Madeleine fut toujours mal à l’aise dans un pareil milieu. Elle manquait de souplesse, était bruyante et brusque. Pendant les récréations, elle jouait comme un gamin, avec un emportement de joie qui troublait l’élégante retraite. Si son père l’eût fait élever à son côté, elle serait devenue courageuse, franche et droite, forte d’orgueil.

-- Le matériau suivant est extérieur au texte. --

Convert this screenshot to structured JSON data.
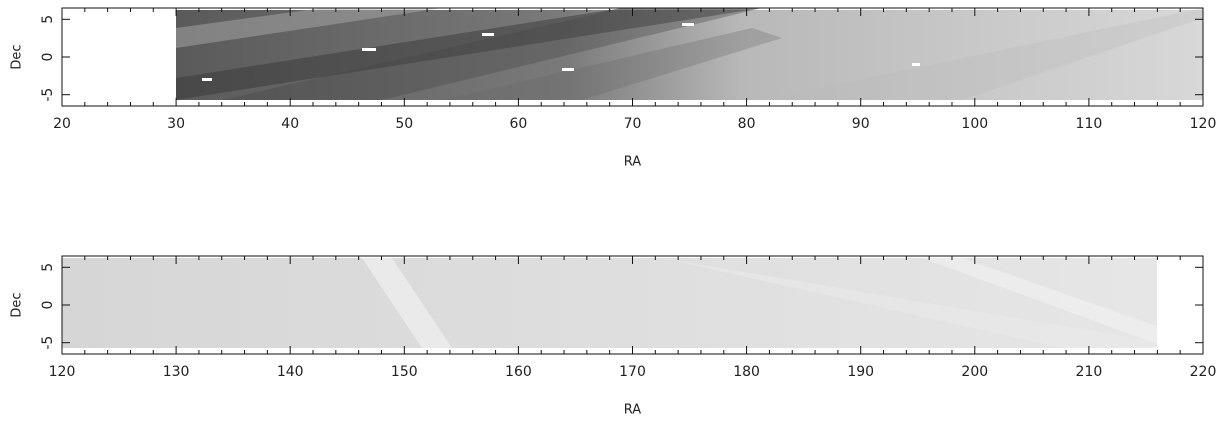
{
  "chart_data": [
    {
      "type": "heatmap",
      "xlabel": "RA",
      "ylabel": "Dec",
      "xlim": [
        20,
        120
      ],
      "ylim": [
        -6.5,
        6.5
      ],
      "xticks": [
        20,
        30,
        40,
        50,
        60,
        70,
        80,
        90,
        100,
        110,
        120
      ],
      "yticks": [
        -5,
        0,
        5
      ]
    },
    {
      "type": "heatmap",
      "xlabel": "RA",
      "ylabel": "Dec",
      "xlim": [
        120,
        220
      ],
      "ylim": [
        -6.5,
        6.5
      ],
      "xticks": [
        120,
        130,
        140,
        150,
        160,
        170,
        180,
        190,
        200,
        210,
        220
      ],
      "yticks": [
        -5,
        0,
        5
      ]
    }
  ]
}
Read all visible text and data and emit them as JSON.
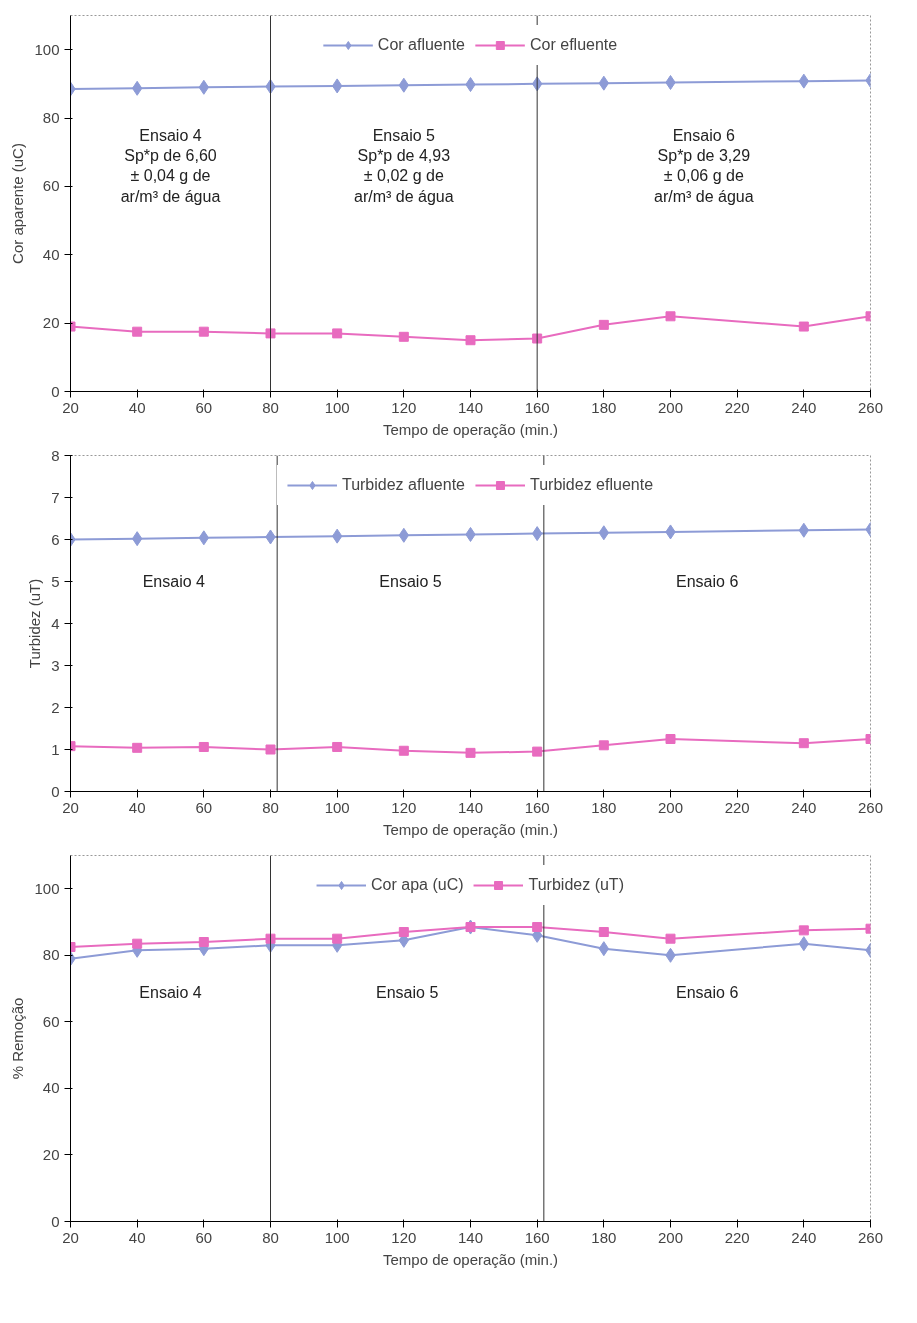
{
  "chart_data": [
    {
      "type": "line",
      "xlabel": "Tempo de operação (min.)",
      "ylabel": "Cor aparente (uC)",
      "x": [
        20,
        40,
        60,
        80,
        100,
        120,
        140,
        160,
        180,
        200,
        240,
        260
      ],
      "series": [
        {
          "name": "Cor afluente",
          "color": "#8d9bd6",
          "marker": "diamond",
          "values": [
            88.5,
            88.7,
            89,
            89.2,
            89.4,
            89.6,
            89.8,
            90,
            90.2,
            90.4,
            90.8,
            91
          ]
        },
        {
          "name": "Cor efluente",
          "color": "#e86bbf",
          "marker": "square",
          "values": [
            19,
            17.5,
            17.5,
            17,
            17,
            16,
            15,
            15.5,
            19.5,
            22,
            19,
            22
          ]
        }
      ],
      "xlim": [
        20,
        260
      ],
      "xticks": [
        20,
        40,
        60,
        80,
        100,
        120,
        140,
        160,
        180,
        200,
        220,
        240,
        260
      ],
      "ylim": [
        0,
        110
      ],
      "yticks": [
        0,
        20,
        40,
        60,
        80,
        100
      ],
      "ref_lines": [
        {
          "axis": "x",
          "value": 80,
          "color": "#333333"
        },
        {
          "axis": "x",
          "value": 160,
          "color": "#333333"
        }
      ],
      "annotations": [
        "Ensaio 4\nSp*p de 6,60\n± 0,04 g de\nar/m³ de água",
        "Ensaio 5\nSp*p de 4,93\n± 0,02 g de\nar/m³ de água",
        "Ensaio 6\nSp*p de 3,29\n± 0,06 g de\nar/m³ de água"
      ],
      "legend": "top",
      "grid": false
    },
    {
      "type": "line",
      "xlabel": "Tempo de operação (min.)",
      "ylabel": "Turbidez (uT)",
      "x": [
        20,
        40,
        60,
        80,
        100,
        120,
        140,
        160,
        180,
        200,
        240,
        260
      ],
      "series": [
        {
          "name": "Turbidez afluente",
          "color": "#8d9bd6",
          "marker": "diamond",
          "values": [
            6.0,
            6.02,
            6.04,
            6.06,
            6.08,
            6.1,
            6.12,
            6.14,
            6.16,
            6.18,
            6.22,
            6.24
          ]
        },
        {
          "name": "Turbidez efluente",
          "color": "#e86bbf",
          "marker": "square",
          "values": [
            1.08,
            1.04,
            1.06,
            1.0,
            1.06,
            0.97,
            0.92,
            0.95,
            1.1,
            1.25,
            1.15,
            1.25
          ]
        }
      ],
      "xlim": [
        20,
        260
      ],
      "xticks": [
        20,
        40,
        60,
        80,
        100,
        120,
        140,
        160,
        180,
        200,
        220,
        240,
        260
      ],
      "ylim": [
        0,
        8
      ],
      "yticks": [
        0,
        1,
        2,
        3,
        4,
        5,
        6,
        7,
        8
      ],
      "ref_lines": [
        {
          "axis": "x",
          "value": 82,
          "color": "#333333"
        },
        {
          "axis": "x",
          "value": 162,
          "color": "#333333"
        }
      ],
      "annotations": [
        "Ensaio 4",
        "Ensaio 5",
        "Ensaio 6"
      ],
      "legend": "top",
      "grid": false
    },
    {
      "type": "line",
      "xlabel": "Tempo de operação (min.)",
      "ylabel": "% Remoção",
      "x": [
        20,
        40,
        60,
        80,
        100,
        120,
        140,
        160,
        180,
        200,
        240,
        260
      ],
      "series": [
        {
          "name": "Cor apa (uC)",
          "color": "#8d9bd6",
          "marker": "diamond",
          "values": [
            79,
            81.5,
            82,
            83,
            83,
            84.5,
            88.5,
            86,
            82,
            80,
            83.5,
            81.5
          ]
        },
        {
          "name": "Turbidez (uT)",
          "color": "#e86bbf",
          "marker": "square",
          "values": [
            82.5,
            83.5,
            84,
            85,
            85,
            87,
            88.5,
            88.5,
            87,
            85,
            87.5,
            88
          ]
        }
      ],
      "xlim": [
        20,
        260
      ],
      "xticks": [
        20,
        40,
        60,
        80,
        100,
        120,
        140,
        160,
        180,
        200,
        220,
        240,
        260
      ],
      "ylim": [
        0,
        110
      ],
      "yticks": [
        0,
        20,
        40,
        60,
        80,
        100
      ],
      "ref_lines": [
        {
          "axis": "x",
          "value": 80,
          "color": "#333333"
        },
        {
          "axis": "x",
          "value": 162,
          "color": "#333333"
        }
      ],
      "annotations": [
        "Ensaio 4",
        "Ensaio 5",
        "Ensaio 6"
      ],
      "legend": "top",
      "grid": false
    }
  ]
}
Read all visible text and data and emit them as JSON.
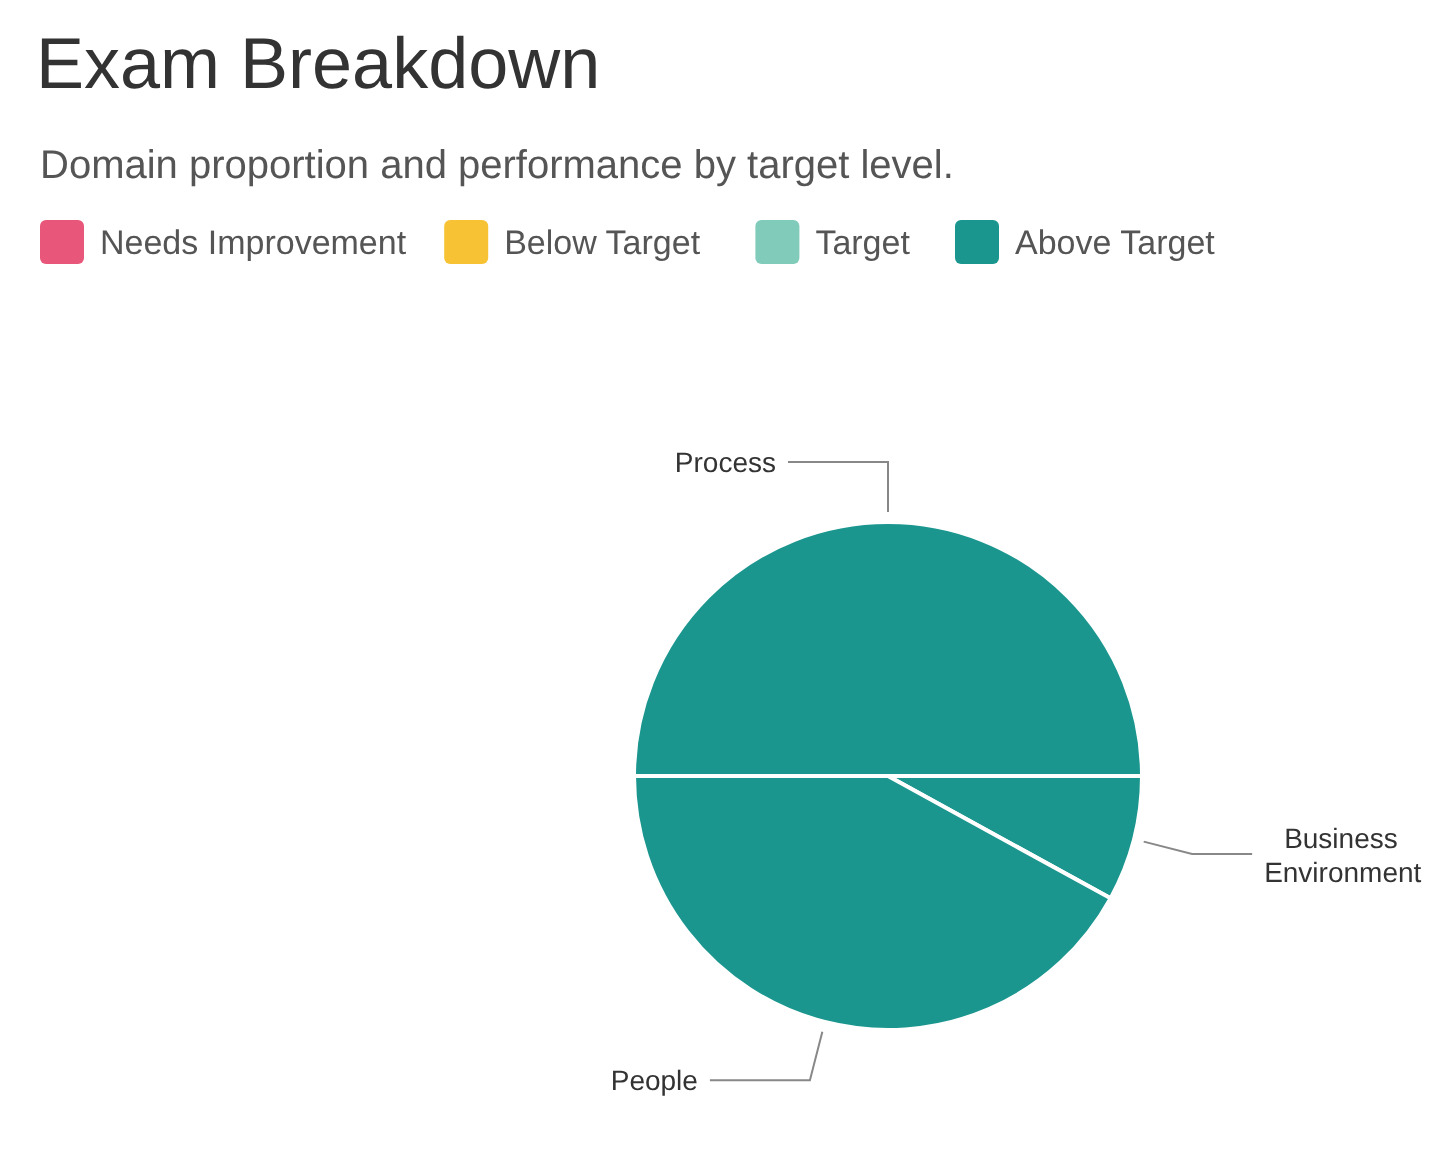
{
  "chart_data": {
    "type": "pie",
    "title": "Exam Breakdown",
    "subtitle": "Domain proportion and performance by target level.",
    "categories": [
      "Process",
      "Business Environment",
      "People"
    ],
    "values": [
      50,
      8,
      42
    ],
    "colors": [
      "#1a968f",
      "#1a968f",
      "#1a968f"
    ],
    "annotations": [
      "Needs Improvement",
      "Below Target",
      "Target",
      "Above Target"
    ]
  }
}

Ce furent ses petites amies qui lui enseignèrent à être femme. Dans les premiers temps, elle déplut par ses gestes, par les éclats de sa voix, à ces jeunes poupées de dix ans déjà fort savantes dans l’art de ne point déranger les plis de leurs jupes. Les élèves jouaient fort peu ; elles se promenaient comme de grandes personnes dans les allées du jardin, et il y avait des bambines pas plus hautes que la main qui savaient déjà se saluer de loin du bout de leurs doigts gantés. Madeleine apprit de ces délicieuses poupées une foule de choses qu’elle ignorait complètement. Dans les coins, derrière le feuillage de quelque haie, elle surprit des groupes qui parlaient d’hommes ; elle se mêla à ces conversations, avec la curiosité ardente de la femme qui s’éveille dans l’enfant, et reçut ainsi l’éducation précoce de la vie. Le pis était que ces gamines, toutes savantes qu’elles se croyaient, bavardaient en plein rêve ; elles souhaitaient carrément des amants ; elles se confiaient leurs tendresses pour les jeunes gens qu’elles avaient rencontrés le jour de leur dernière sortie ; elles se lisaient les longues lettres d’amour qu’elles écrivaient pendant les classes d’anglais, et ne se cachaient pas leur espérance d’être enlevées une nuit ou l’autre. De pareilles causeries étaient sans danger pour de petits êtres souples et rusés. Madeleine, au contraire en subit à jamais l’influence.

Férat avait donné à sa fille un esprit net, la décision rapide et logique de sa nature d’ouvrier. L’enfant, dès qu’elle crut commencer à connaître la vie, chercha à se faire une idée définitive du monde, d’après ce qu’elle voyait et ce qu’elle entendait au pensionnat. Elle conclut, des enfantillages de ses camarades, qu’il n’était pas mal d’aimer un homme, et qu’on pouvait aimer le premier venu. Le mot de mariage était rarement prononcé par ces demoiselles. Madeleine, dont les idées étaient toujours des idées simples, des idées d’action, s’imagina qu’on prenait un amant dans la rue, au bras duquel on s’en allait tranquillement. Ces pensées ne la troublaient en rien ; elle était d’un tempérament froid, elle parlait d’amour avec ses amies comme elle aurait parlé de toilette. Elle se disait seulement : « Si jamais j’aime un homme, je ferai comme Blanche : je lui écrirai de longues lettres et je tâcherai de le forcer à m’enlever. » Et il y avait, dans sa rêverie, une pensée de lutte qui la ravissait : c’était tout le plaisir qu’elle se promettait de goûter. Plus tard, quand elle connut réellement les hontes de la vie, elle sourit avec tristesse en se rappelant ses raisonnements de jeune fille. Mais il resta toujours au fond d’elle, à son insu même, l’idée qu’il est logique et franc, lorsqu’on aime un homme, de le lui dire et de s’éloigner avec lui.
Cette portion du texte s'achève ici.